Señor, toma la dirección de mi vida, porque estoy perdido en las tinieblas. Todo lo que tu voluntad me inspire hacer, lo cumpliré. Es necesario acercarse a Ti, Señor, con toda pureza y humildad…
Oh, Dios mío, cómo lamento no haber comprendido nada de la vida, haber intentado entender cosas que es inútil comprender.
Y es que la vida no consiste en comprender sino en amar. Haz, Dios mío, que no sea para mí demasiado tarde. Haz que la última página del libro de mi vida no esté ya escrita. Que pueda añadirse otro capítulo a este libro tan malo.
Habla, que tu indigno servidor te escucha. Te ofrezco todo cuanto me queda. Te hago el sacrificio voluntario de mi vida, como una plegaria. Te pido que me guíes por el camino verdadero, el de las gentes sencillas, el de los que aman y rezan.
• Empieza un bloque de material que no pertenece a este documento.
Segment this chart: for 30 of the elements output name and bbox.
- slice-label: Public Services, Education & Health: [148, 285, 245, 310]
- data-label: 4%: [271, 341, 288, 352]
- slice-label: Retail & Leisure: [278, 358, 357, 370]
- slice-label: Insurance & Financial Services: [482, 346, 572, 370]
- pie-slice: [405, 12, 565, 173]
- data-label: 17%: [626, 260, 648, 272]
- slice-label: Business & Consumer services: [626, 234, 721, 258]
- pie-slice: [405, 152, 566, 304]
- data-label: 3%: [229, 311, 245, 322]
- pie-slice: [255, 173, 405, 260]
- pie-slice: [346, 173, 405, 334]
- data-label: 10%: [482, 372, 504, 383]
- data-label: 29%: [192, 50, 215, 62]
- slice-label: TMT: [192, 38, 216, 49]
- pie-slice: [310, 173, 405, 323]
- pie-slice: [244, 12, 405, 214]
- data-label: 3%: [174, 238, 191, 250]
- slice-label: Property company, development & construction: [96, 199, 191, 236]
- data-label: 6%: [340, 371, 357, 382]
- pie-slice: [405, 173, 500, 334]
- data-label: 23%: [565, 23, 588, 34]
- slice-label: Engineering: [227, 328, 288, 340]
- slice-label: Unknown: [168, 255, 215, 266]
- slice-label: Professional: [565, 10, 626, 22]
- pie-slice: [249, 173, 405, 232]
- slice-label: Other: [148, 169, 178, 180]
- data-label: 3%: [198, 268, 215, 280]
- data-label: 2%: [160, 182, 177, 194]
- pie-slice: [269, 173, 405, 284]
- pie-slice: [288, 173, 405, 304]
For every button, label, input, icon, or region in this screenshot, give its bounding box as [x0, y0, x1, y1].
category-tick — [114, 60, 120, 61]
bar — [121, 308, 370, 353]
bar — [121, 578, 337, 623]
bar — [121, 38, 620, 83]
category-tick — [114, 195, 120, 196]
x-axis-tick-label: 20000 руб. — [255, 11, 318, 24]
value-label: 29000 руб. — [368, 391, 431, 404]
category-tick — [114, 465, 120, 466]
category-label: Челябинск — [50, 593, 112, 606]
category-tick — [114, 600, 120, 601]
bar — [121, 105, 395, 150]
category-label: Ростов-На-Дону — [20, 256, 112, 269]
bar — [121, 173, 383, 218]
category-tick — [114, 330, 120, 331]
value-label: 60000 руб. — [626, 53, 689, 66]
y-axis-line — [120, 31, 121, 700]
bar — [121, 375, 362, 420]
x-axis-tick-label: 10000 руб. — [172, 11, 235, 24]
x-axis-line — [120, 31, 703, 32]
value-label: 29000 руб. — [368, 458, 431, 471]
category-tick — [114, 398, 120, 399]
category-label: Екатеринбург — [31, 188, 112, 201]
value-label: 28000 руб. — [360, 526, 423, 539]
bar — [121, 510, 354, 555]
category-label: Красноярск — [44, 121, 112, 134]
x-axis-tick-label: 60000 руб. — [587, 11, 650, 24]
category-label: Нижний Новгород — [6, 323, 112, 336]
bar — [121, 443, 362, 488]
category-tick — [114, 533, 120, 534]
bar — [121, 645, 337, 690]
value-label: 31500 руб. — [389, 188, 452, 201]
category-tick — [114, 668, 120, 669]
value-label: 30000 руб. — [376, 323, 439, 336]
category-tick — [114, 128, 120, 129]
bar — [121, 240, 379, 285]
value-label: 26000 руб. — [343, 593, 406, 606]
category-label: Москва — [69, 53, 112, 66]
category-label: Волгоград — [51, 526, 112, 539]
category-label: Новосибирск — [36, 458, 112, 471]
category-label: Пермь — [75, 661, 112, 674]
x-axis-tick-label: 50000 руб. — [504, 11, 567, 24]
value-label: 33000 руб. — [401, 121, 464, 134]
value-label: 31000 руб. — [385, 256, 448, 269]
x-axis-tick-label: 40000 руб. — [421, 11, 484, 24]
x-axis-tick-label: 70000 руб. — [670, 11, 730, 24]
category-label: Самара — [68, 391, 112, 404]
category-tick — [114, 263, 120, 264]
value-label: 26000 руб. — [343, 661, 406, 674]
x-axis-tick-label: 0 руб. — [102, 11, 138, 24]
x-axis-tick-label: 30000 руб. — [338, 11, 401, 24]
Perdóname todas las faltas de mi vida. Que cada minuto del tiempo, que aún me esté permitido vivir, transcurra cumpliendo tu voluntad en la senda que escojas para mí.
Oh Dios mío, en este día me abandono totalmente a Ti, con el sentimiento infinito de haber pasado por la vida como un ciego. Haz, Señor, que pueda emplear el resto de mi vida en tu servicio y en el de los que sufren”.
María Ferrand (María Bailly), la curada por la Virgen, se hizo religiosa de la caridad, de San Vicente de Paul, y murió en 1937.
Alexis Carrel (Dr. Lerrac), después del milagro, publicó algunos escritos sobre este hecho en los periódicos y revistas, pero fue marcado por el ambiente anticlerical de sus colegas, por lo que no le quisieron dar ningún trabajo.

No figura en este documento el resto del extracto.